The Board of Directors
Greenwood Trust Company and
Wilmington Trust Company:

We have examined management's assertion, included in its representation letter,
dated February 18, 1998, that Greenwood Trust Company ("GTC") maintained
effective internal control over financial reporting as of December 31, 1997,
insofar as such system relates to the servicing procedures provided by GTC to
prevent or detect misstatements due to error or fraud in amounts that would be
material in relation to the assets of the Discover Card Trust 1993A (the
"Trust") under the Pooling and Servicing Agreement Sections 3.02, 4.03, 4.04,
4.05, 4.07, and 8.07, dated February 1, 1993 (the "Agreement").

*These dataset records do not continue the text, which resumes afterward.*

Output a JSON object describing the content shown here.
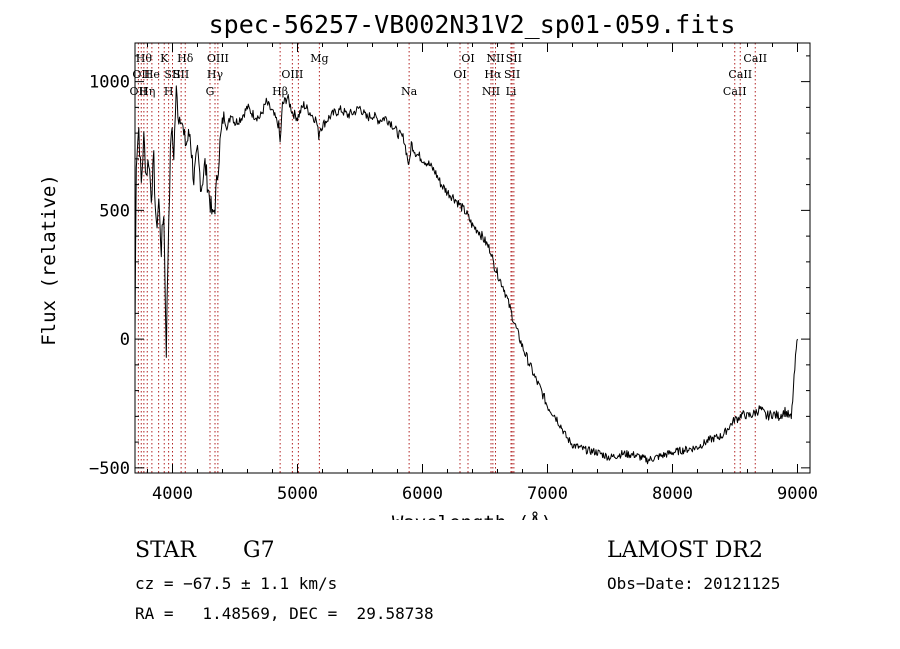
{
  "chart_data": {
    "type": "line",
    "title": "spec-56257-VB002N31V2_sp01-059.fits",
    "xlabel": "Wavelength (Å)",
    "ylabel": "Flux (relative)",
    "xlim": [
      3700,
      9100
    ],
    "ylim": [
      -520,
      1150
    ],
    "xticks": [
      4000,
      5000,
      6000,
      7000,
      8000,
      9000
    ],
    "yticks": [
      -500,
      0,
      500,
      1000
    ],
    "grid": false,
    "line_color": "#000000",
    "marker_color": "#b22222",
    "series": [
      {
        "x": [
          3700,
          3710,
          3730,
          3750,
          3770,
          3790,
          3810,
          3830,
          3850,
          3870,
          3890,
          3910,
          3930,
          3950,
          3970,
          3990,
          4010,
          4030,
          4050,
          4070,
          4090,
          4110,
          4140,
          4170,
          4200,
          4230,
          4260,
          4290,
          4320,
          4340,
          4360,
          4380,
          4410,
          4440,
          4470,
          4500,
          4550,
          4600,
          4650,
          4700,
          4750,
          4800,
          4850,
          4861,
          4880,
          4920,
          4960,
          5000,
          5050,
          5100,
          5150,
          5170,
          5180,
          5200,
          5250,
          5300,
          5350,
          5400,
          5450,
          5500,
          5550,
          5600,
          5650,
          5700,
          5750,
          5800,
          5850,
          5893,
          5910,
          5950,
          6000,
          6050,
          6100,
          6150,
          6200,
          6250,
          6300,
          6350,
          6400,
          6450,
          6500,
          6550,
          6563,
          6580,
          6620,
          6650,
          6700,
          6750,
          6800,
          6850,
          6900,
          6950,
          7000,
          7050,
          7100,
          7150,
          7200,
          7300,
          7400,
          7500,
          7600,
          7700,
          7800,
          7900,
          8000,
          8100,
          8200,
          8300,
          8400,
          8500,
          8520,
          8560,
          8600,
          8650,
          8700,
          8750,
          8800,
          8850,
          8900,
          8950,
          8990,
          9000
        ],
        "values": [
          10,
          700,
          820,
          600,
          780,
          640,
          700,
          560,
          690,
          420,
          540,
          350,
          500,
          -40,
          480,
          820,
          720,
          960,
          860,
          880,
          780,
          760,
          800,
          620,
          720,
          590,
          680,
          570,
          470,
          520,
          640,
          760,
          870,
          820,
          880,
          840,
          860,
          900,
          870,
          860,
          920,
          880,
          830,
          760,
          910,
          940,
          880,
          860,
          910,
          880,
          850,
          790,
          820,
          830,
          860,
          880,
          890,
          870,
          880,
          900,
          860,
          870,
          850,
          860,
          840,
          800,
          780,
          670,
          760,
          720,
          700,
          680,
          650,
          600,
          570,
          550,
          520,
          490,
          440,
          420,
          380,
          340,
          300,
          280,
          230,
          200,
          120,
          40,
          -30,
          -90,
          -150,
          -200,
          -260,
          -290,
          -330,
          -380,
          -410,
          -430,
          -440,
          -460,
          -445,
          -450,
          -470,
          -455,
          -440,
          -430,
          -420,
          -390,
          -375,
          -310,
          -310,
          -290,
          -300,
          -290,
          -270,
          -300,
          -290,
          -300,
          -280,
          -310,
          -40,
          0
        ]
      }
    ],
    "line_markers": [
      {
        "wl": 3727,
        "label": "OII",
        "row": 3
      },
      {
        "wl": 3750,
        "label": "OII",
        "row": 2
      },
      {
        "wl": 3771,
        "label": "Hθ",
        "row": 1
      },
      {
        "wl": 3798,
        "label": "Hη",
        "row": 3
      },
      {
        "wl": 3835,
        "label": "He",
        "row": 2
      },
      {
        "wl": 3889,
        "label": "",
        "row": 0
      },
      {
        "wl": 3934,
        "label": "K",
        "row": 1
      },
      {
        "wl": 3969,
        "label": "H",
        "row": 3
      },
      {
        "wl": 4000,
        "label": "SII",
        "row": 2
      },
      {
        "wl": 4069,
        "label": "SII",
        "row": 2
      },
      {
        "wl": 4102,
        "label": "Hδ",
        "row": 1
      },
      {
        "wl": 4300,
        "label": "G",
        "row": 3
      },
      {
        "wl": 4340,
        "label": "Hγ",
        "row": 2
      },
      {
        "wl": 4363,
        "label": "OIII",
        "row": 1
      },
      {
        "wl": 4861,
        "label": "Hβ",
        "row": 3
      },
      {
        "wl": 4959,
        "label": "OIII",
        "row": 2
      },
      {
        "wl": 5007,
        "label": "",
        "row": 0
      },
      {
        "wl": 5175,
        "label": "Mg",
        "row": 1
      },
      {
        "wl": 5893,
        "label": "Na",
        "row": 3
      },
      {
        "wl": 6300,
        "label": "OI",
        "row": 2
      },
      {
        "wl": 6364,
        "label": "OI",
        "row": 1
      },
      {
        "wl": 6548,
        "label": "NII",
        "row": 3
      },
      {
        "wl": 6563,
        "label": "Hα",
        "row": 2
      },
      {
        "wl": 6584,
        "label": "NII",
        "row": 1
      },
      {
        "wl": 6708,
        "label": "Li",
        "row": 3
      },
      {
        "wl": 6717,
        "label": "SII",
        "row": 2
      },
      {
        "wl": 6731,
        "label": "SII",
        "row": 1
      },
      {
        "wl": 8498,
        "label": "CaII",
        "row": 3
      },
      {
        "wl": 8542,
        "label": "CaII",
        "row": 2
      },
      {
        "wl": 8662,
        "label": "CaII",
        "row": 1
      }
    ]
  },
  "info": {
    "object_class": "STAR",
    "subclass": "G7",
    "survey": "LAMOST DR2",
    "cz": "cz = −67.5 ± 1.1 km/s",
    "obs_date": "Obs−Date: 20121125",
    "coords": "RA =   1.48569, DEC =  29.58738"
  }
}
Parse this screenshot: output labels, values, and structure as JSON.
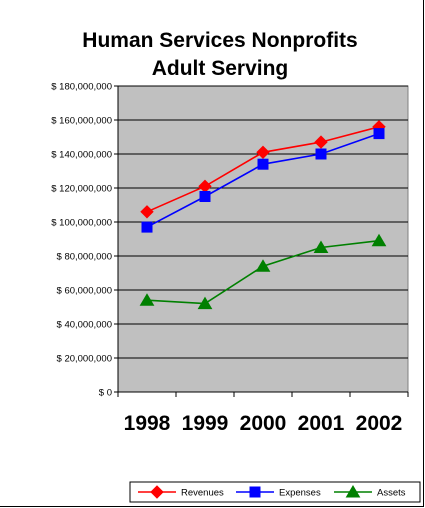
{
  "chart_data": {
    "type": "line",
    "title": "Human Services Nonprofits",
    "subtitle": "Adult Serving",
    "categories": [
      "1998",
      "1999",
      "2000",
      "2001",
      "2002"
    ],
    "ylim": [
      0,
      180000000
    ],
    "yticks": [
      {
        "value": 180000000,
        "label": "$ 180,000,000"
      },
      {
        "value": 160000000,
        "label": "$ 160,000,000"
      },
      {
        "value": 140000000,
        "label": "$ 140,000,000"
      },
      {
        "value": 120000000,
        "label": "$ 120,000,000"
      },
      {
        "value": 100000000,
        "label": "$ 100,000,000"
      },
      {
        "value": 80000000,
        "label": "$ 80,000,000"
      },
      {
        "value": 60000000,
        "label": "$ 60,000,000"
      },
      {
        "value": 40000000,
        "label": "$ 40,000,000"
      },
      {
        "value": 20000000,
        "label": "$ 20,000,000"
      },
      {
        "value": 0,
        "label": "$ 0"
      }
    ],
    "grid": true,
    "plot_background": "#c0c0c0",
    "legend_position": "bottom",
    "series": [
      {
        "name": "Revenues",
        "color": "#ff0000",
        "marker": "diamond",
        "values": [
          106000000,
          121000000,
          141000000,
          147000000,
          156000000
        ]
      },
      {
        "name": "Expenses",
        "color": "#0000ff",
        "marker": "square",
        "values": [
          97000000,
          115000000,
          134000000,
          140000000,
          152000000
        ]
      },
      {
        "name": "Assets",
        "color": "#008000",
        "marker": "triangle",
        "values": [
          54000000,
          52000000,
          74000000,
          85000000,
          89000000
        ]
      }
    ]
  }
}
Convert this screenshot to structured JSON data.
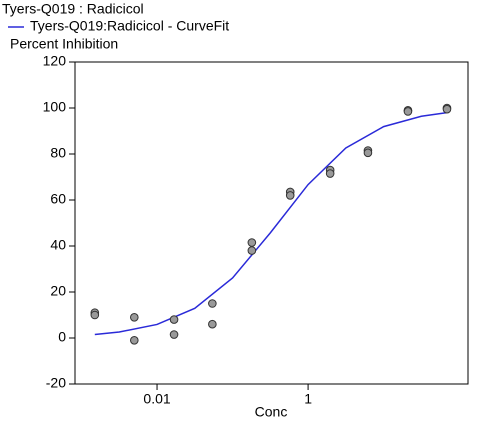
{
  "chart_data": {
    "type": "scatter",
    "title": "Tyers-Q019  : Radicicol",
    "y_label": "Percent Inhibition",
    "x_label": "Conc",
    "log_x": true,
    "xlim": [
      0.00082,
      131
    ],
    "ylim": [
      -20,
      120
    ],
    "xticks": [
      0.01,
      1
    ],
    "yticks": [
      -20,
      0,
      20,
      40,
      60,
      80,
      100,
      120
    ],
    "points": {
      "color": "#999999",
      "x": [
        0.0015,
        0.0015,
        0.005,
        0.005,
        0.0168,
        0.0168,
        0.054,
        0.054,
        0.18,
        0.18,
        0.58,
        0.58,
        1.96,
        1.96,
        6.2,
        6.2,
        21,
        21,
        69,
        69
      ],
      "values": [
        11,
        10,
        9,
        -1,
        8,
        1.5,
        15,
        6,
        41.5,
        38,
        63.5,
        62,
        73,
        71.5,
        81.5,
        80.5,
        99,
        98.5,
        100,
        99.5
      ]
    },
    "series": [
      {
        "name": "Tyers-Q019:Radicicol - CurveFit",
        "color": "#2a2ad8",
        "x": [
          0.0015,
          0.00316,
          0.01,
          0.0316,
          0.1,
          0.316,
          1,
          3.16,
          10,
          31.6,
          69
        ],
        "values": [
          1.5,
          2.6,
          5.9,
          12.9,
          26.1,
          45.7,
          66.7,
          82.6,
          91.9,
          96.4,
          98.0
        ]
      }
    ]
  }
}
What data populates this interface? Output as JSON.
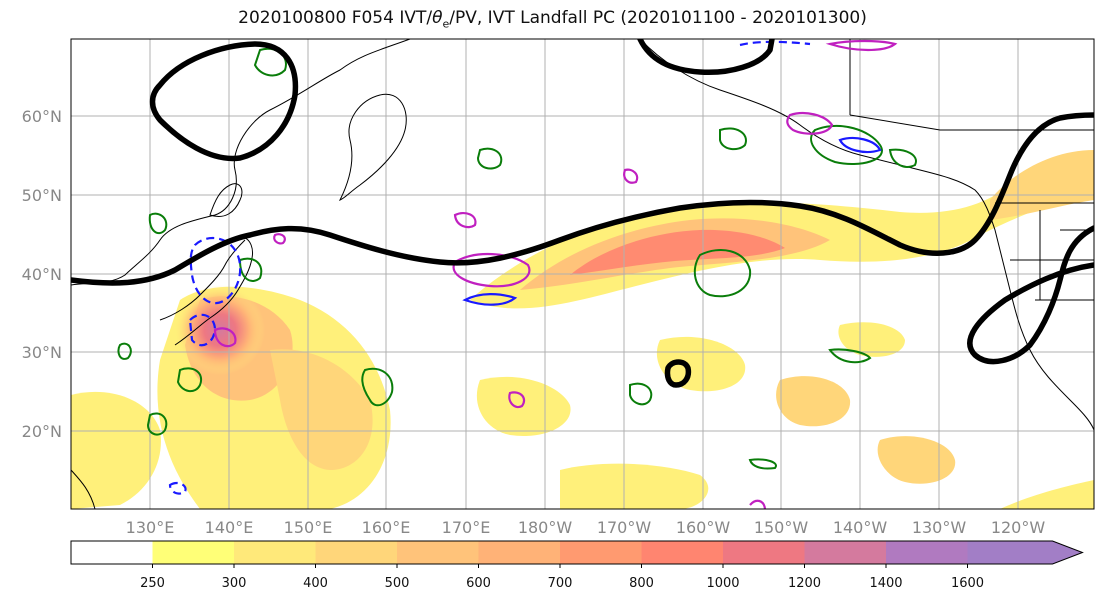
{
  "title": {
    "prefix": "2020100800 F054 IVT/",
    "theta": "θ",
    "theta_sub": "e",
    "suffix": "/PV, IVT Landfall PC (2020101100 - 2020101300)"
  },
  "map": {
    "lat_labels": [
      "20°N",
      "30°N",
      "40°N",
      "50°N",
      "60°N"
    ],
    "lon_labels": [
      "130°E",
      "140°E",
      "150°E",
      "160°E",
      "170°E",
      "180°W",
      "170°W",
      "160°W",
      "150°W",
      "140°W",
      "130°W",
      "120°W"
    ],
    "line_colors": {
      "contour_black": "#000000",
      "pv_green": "#0a7d0a",
      "theta_blue": "#1a1aff",
      "magenta": "#c020c0",
      "coast": "#000000",
      "grid": "#b0b0b0"
    }
  },
  "colorbar": {
    "ticks": [
      "250",
      "300",
      "400",
      "500",
      "600",
      "700",
      "800",
      "1000",
      "1200",
      "1400",
      "1600"
    ],
    "colors": [
      "#ffffff",
      "#ffff77",
      "#ffe97a",
      "#ffd67a",
      "#ffc37a",
      "#ffb277",
      "#ff9a70",
      "#ff8570",
      "#ee7882",
      "#d47a9e",
      "#b07ac0",
      "#a27ec6"
    ]
  }
}
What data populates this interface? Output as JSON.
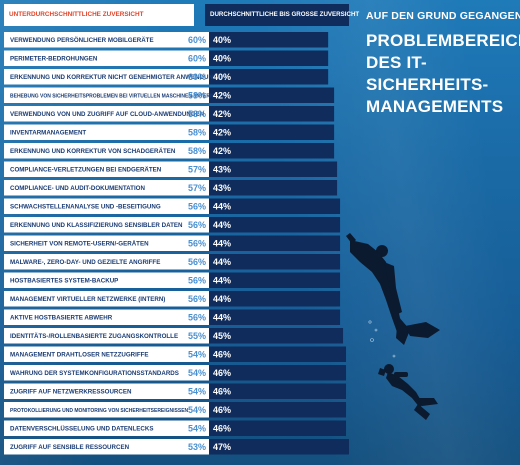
{
  "header": {
    "left_label": "UNTERDURCHSCHNITTLICHE ZUVERSICHT",
    "right_label": "DURCHSCHNITTLICHE BIS GROSSE ZUVERSICHT"
  },
  "title": {
    "small": "AUF DEN GRUND GEGANGEN:",
    "big": "PROBLEMBEREICHE DES IT-SICHERHEITS-MANAGEMENTS"
  },
  "colors": {
    "left_bar": "#ffffff",
    "right_bar": "#0f2c5c",
    "label_text": "#1a3c74",
    "left_value": "#4a90d0",
    "right_value": "#ffffff",
    "header_left_text": "#e2452a"
  },
  "chart_data": {
    "type": "bar",
    "orientation": "horizontal-diverging",
    "categories": [
      "VERWENDUNG PERSÖNLICHER MOBILGERÄTE",
      "PERIMETER-BEDROHUNGEN",
      "ERKENNUNG UND KORREKTUR NICHT GENEHMIGTER ANWENDUNGEN",
      "BEHEBUNG VON SICHERHEITSPROBLEMEN BEI VIRTUELLEN MASCHINEN (INTERN)",
      "VERWENDUNG VON UND ZUGRIFF AUF CLOUD-ANWENDUNGEN",
      "INVENTARMANAGEMENT",
      "ERKENNUNG UND KORREKTUR VON SCHADGERÄTEN",
      "COMPLIANCE-VERLETZUNGEN BEI ENDGERÄTEN",
      "COMPLIANCE- UND AUDIT-DOKUMENTATION",
      "SCHWACHSTELLENANALYSE UND -BESEITIGUNG",
      "ERKENNUNG UND KLASSIFIZIERUNG SENSIBLER DATEN",
      "SICHERHEIT VON REMOTE-USERN/-GERÄTEN",
      "MALWARE-, ZERO-DAY- UND GEZIELTE ANGRIFFE",
      "HOSTBASIERTES SYSTEM-BACKUP",
      "MANAGEMENT VIRTUELLER NETZWERKE (INTERN)",
      "AKTIVE HOSTBASIERTE ABWEHR",
      "IDENTITÄTS-/ROLLENBASIERTE ZUGANGSKONTROLLE",
      "MANAGEMENT DRAHTLOSER NETZZUGRIFFE",
      "WAHRUNG DER SYSTEMKONFIGURATIONSSTANDARDS",
      "ZUGRIFF AUF NETZWERKRESSOURCEN",
      "PROTOKOLLIERUNG UND MONITORING VON SICHERHEITSEREIGNISSEN",
      "DATENVERSCHLÜSSELUNG UND DATENLECKS",
      "ZUGRIFF AUF SENSIBLE RESSOURCEN"
    ],
    "series": [
      {
        "name": "UNTERDURCHSCHNITTLICHE ZUVERSICHT",
        "values": [
          60,
          60,
          60,
          58,
          58,
          58,
          58,
          57,
          57,
          56,
          56,
          56,
          56,
          56,
          56,
          56,
          55,
          54,
          54,
          54,
          54,
          54,
          53
        ],
        "labels": [
          "60%",
          "60%",
          "60%",
          "58%",
          "58%",
          "58%",
          "58%",
          "57%",
          "57%",
          "56%",
          "56%",
          "56%",
          "56%",
          "56%",
          "56%",
          "56%",
          "55%",
          "54%",
          "54%",
          "54%",
          "54%",
          "54%",
          "53%"
        ]
      },
      {
        "name": "DURCHSCHNITTLICHE BIS GROSSE ZUVERSICHT",
        "values": [
          40,
          40,
          40,
          42,
          42,
          42,
          42,
          43,
          43,
          44,
          44,
          44,
          44,
          44,
          44,
          44,
          45,
          46,
          46,
          46,
          46,
          46,
          47
        ],
        "labels": [
          "40%",
          "40%",
          "40%",
          "42%",
          "42%",
          "42%",
          "42%",
          "43%",
          "43%",
          "44%",
          "44%",
          "44%",
          "44%",
          "44%",
          "44%",
          "44%",
          "45%",
          "46%",
          "46%",
          "46%",
          "46%",
          "46%",
          "47%"
        ]
      }
    ],
    "xlim": [
      0,
      100
    ],
    "small_label_rows": [
      3,
      20
    ]
  }
}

Our examination was made in accordance with standards established by the
American Institute of Certified Public Accountants and, accordingly, included
obtaining an understanding of internal control over financial reporting,
testing, and evaluating the design and operating effectiveness of internal
control, and such other procedures as we considered necessary in the
circumstances.  We believe that our examination provides a reasonable basis for
our opinion.

Because of inherent limitations in any internal control, misstatements due to
error or fraud may occur and not be detected.  Also, projections of any
evaluation of internal control over financial reporting to future periods are
subject to the risk that internal control may become inadequate because of
changes in conditions, or that the degree of compliance with the policies or
procedures may deteriorate.

In our opinion, management's assertion that GTC maintained effective internal
control as of December 31, 1997, insofar as such system relates to the
servicing procedures provided by GTC, to prevent or detect misstatements due to
error or fraud in amounts that would be material in relation to the assets of
the Trust under the Agreement, taken as a whole, is fairly stated, in all
material respects, based upon criteria established in "Internal Control -
Integrated Framework" issued by the Committee of Sponsoring Organizations of
the Treadway Commission.

This report is intended for the information and use of the Board of Directors
and management of GTC, Wilmington Trust Company as Trustee, and the Investor
Certificateholders, and should not be used for any other purpose.